On Markov's and Chebyshev's inequality

Markov's inequality

Markov proposed that the probability of a random variable $X$ greater than a certain number $a$ is less than or equal to $\mu/a$ (or $\mathbb{E}[X] / a$). Formally,

$$P(X \geq a) \leq \frac{\mathbb{E}[X]}{a}.$$

$$\mathbb{E}[X] = \int_{-\infty}^{\infty} x f(x) dx$$

where $f(x)$ is the probability density function of $X$. We can split the integral into two parts, one for $x \leq a$ and one for $x \geq a$.

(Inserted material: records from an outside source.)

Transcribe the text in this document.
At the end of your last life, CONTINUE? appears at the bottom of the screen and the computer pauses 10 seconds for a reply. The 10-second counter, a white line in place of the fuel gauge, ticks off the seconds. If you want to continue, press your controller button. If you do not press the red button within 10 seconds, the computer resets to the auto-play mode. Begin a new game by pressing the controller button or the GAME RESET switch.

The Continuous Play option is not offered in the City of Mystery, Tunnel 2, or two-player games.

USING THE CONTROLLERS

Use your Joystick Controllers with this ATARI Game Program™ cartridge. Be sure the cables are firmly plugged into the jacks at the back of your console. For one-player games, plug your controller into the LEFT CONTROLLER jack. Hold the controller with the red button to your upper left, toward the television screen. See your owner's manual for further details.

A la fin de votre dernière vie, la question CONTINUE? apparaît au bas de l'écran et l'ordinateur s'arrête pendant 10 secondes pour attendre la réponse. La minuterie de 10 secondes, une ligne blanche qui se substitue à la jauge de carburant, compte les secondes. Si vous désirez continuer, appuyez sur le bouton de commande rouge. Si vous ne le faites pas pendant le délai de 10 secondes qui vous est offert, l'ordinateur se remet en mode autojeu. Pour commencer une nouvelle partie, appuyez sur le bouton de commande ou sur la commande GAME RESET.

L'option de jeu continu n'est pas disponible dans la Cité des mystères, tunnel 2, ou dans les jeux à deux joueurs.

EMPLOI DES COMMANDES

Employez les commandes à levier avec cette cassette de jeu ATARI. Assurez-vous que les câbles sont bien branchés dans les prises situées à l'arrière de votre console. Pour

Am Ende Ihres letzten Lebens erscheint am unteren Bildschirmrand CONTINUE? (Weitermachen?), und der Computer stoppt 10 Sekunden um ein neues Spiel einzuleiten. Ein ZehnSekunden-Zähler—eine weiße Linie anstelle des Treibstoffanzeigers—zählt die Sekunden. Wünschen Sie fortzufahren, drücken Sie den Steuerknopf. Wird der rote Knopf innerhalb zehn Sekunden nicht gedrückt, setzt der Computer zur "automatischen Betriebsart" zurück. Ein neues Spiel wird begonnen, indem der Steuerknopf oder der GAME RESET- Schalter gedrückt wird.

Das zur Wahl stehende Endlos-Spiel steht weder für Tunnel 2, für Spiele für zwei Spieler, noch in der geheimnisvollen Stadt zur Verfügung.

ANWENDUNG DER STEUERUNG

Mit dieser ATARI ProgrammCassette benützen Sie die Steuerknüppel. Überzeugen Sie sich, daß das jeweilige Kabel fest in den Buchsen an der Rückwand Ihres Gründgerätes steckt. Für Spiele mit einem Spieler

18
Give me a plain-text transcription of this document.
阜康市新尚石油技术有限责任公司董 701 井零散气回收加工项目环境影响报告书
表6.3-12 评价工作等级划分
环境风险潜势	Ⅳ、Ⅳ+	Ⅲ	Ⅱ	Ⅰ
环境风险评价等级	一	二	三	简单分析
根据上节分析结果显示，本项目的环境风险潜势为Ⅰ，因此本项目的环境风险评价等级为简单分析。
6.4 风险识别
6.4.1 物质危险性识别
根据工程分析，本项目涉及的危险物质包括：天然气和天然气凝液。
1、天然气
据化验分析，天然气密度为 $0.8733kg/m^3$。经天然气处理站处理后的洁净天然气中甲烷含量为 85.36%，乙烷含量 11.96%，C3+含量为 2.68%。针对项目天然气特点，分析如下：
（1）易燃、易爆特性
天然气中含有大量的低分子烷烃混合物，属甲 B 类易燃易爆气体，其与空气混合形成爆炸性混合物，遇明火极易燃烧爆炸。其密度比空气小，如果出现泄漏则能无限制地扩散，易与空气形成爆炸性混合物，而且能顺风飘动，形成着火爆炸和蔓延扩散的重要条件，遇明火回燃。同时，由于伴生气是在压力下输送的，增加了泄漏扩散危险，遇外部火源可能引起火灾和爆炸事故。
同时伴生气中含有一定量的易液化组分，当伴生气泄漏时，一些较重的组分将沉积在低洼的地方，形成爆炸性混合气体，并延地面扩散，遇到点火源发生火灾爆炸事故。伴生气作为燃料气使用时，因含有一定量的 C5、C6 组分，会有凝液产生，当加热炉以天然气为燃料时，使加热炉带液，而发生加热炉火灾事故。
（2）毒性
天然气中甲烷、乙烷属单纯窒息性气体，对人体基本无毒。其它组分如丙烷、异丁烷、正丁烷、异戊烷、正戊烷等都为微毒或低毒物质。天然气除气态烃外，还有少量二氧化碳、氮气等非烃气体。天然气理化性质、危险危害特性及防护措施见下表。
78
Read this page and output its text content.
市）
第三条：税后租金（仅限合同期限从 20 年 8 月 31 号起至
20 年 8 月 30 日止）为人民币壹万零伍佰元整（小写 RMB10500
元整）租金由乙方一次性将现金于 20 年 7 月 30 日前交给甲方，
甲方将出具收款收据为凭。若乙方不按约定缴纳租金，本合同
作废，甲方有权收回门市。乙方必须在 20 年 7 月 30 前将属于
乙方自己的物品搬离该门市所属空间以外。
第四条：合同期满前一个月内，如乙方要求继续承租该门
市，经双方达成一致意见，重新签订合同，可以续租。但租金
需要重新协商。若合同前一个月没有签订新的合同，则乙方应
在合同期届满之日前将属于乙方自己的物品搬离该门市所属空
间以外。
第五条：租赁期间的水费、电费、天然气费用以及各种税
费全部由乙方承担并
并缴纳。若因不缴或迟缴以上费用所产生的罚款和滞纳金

\begin{aligned} \mathbb{E}[X] &= \int_{-\infty}^{a} x f(x) dx + \int_{a}^{\infty} x f(x) dx\\ &\geq \int_{a}^{\infty} x f(x) dx\\ &\geq a \int_{a}^{\infty} f(x) dx = a P(X \geq a)\\ \frac{\mathbb{E}[X]}{a} &\geq P(X \geq a). \blacksquare \end{aligned}

However, Markov's inequality can only give us an upper bound of the probability, and it is not tight when the distribution is heavy-tailed.

Chebyshev's inequality

When we have information about the variance of the random variable, we can get a tighter bound using Chebyshev's inequality. Chebyshev's inequality states that the probability of a random variable $X$ deviating from its mean by more than $k$ standard deviations is at most $1/k^2$. Formally, $$P(|X - \mu| \geq k \sigma) \leq \frac{1}{k^2}$$

Chebyshev's inequality follows from Markov's inequality. Let $Y = (X - \mu)^2$. Then, $\mathbb{E}[Y] = \sigma^2$. Also, let $a = (k \sigma)^2$. Applying Markov's inequality to $Y$ gives us \begin{aligned} P(Y \geq a) &\leq \frac{\mathbb{E}[Y]}{a^2}\\ P((X-\mu)^2 \geq k^2 \sigma^2) &\leq \frac{\sigma^2}{k^2 \sigma^2} \end{aligned}

Note that if expression $(X-\mu)^2 \geq k^2\sigma$ holds, then $|X-\mu| \geq k\sigma$ must also hold. Thus, $$P(|X-\mu| \geq k\sigma) \leq \frac{\sigma^2}{k^2 \sigma^2} = \frac{1}{k^2}. \blacksquare$$

Consider an example of determining the probability of a coin landing heads up after being flipped a certain number of times. Using Markov inequality, we can say that if we flip the coin n times, the probability that the number of heads will be less than or equal to $n/2$ is at most $1/2$. On the other hand, using Chebyshev inequality, we can say that for any number of coin flips, the probability that the difference between the number of heads and tails will be more than k times the standard deviation is at most 1/k^2. This bound is much tighter and gives a more accurate probability estimate.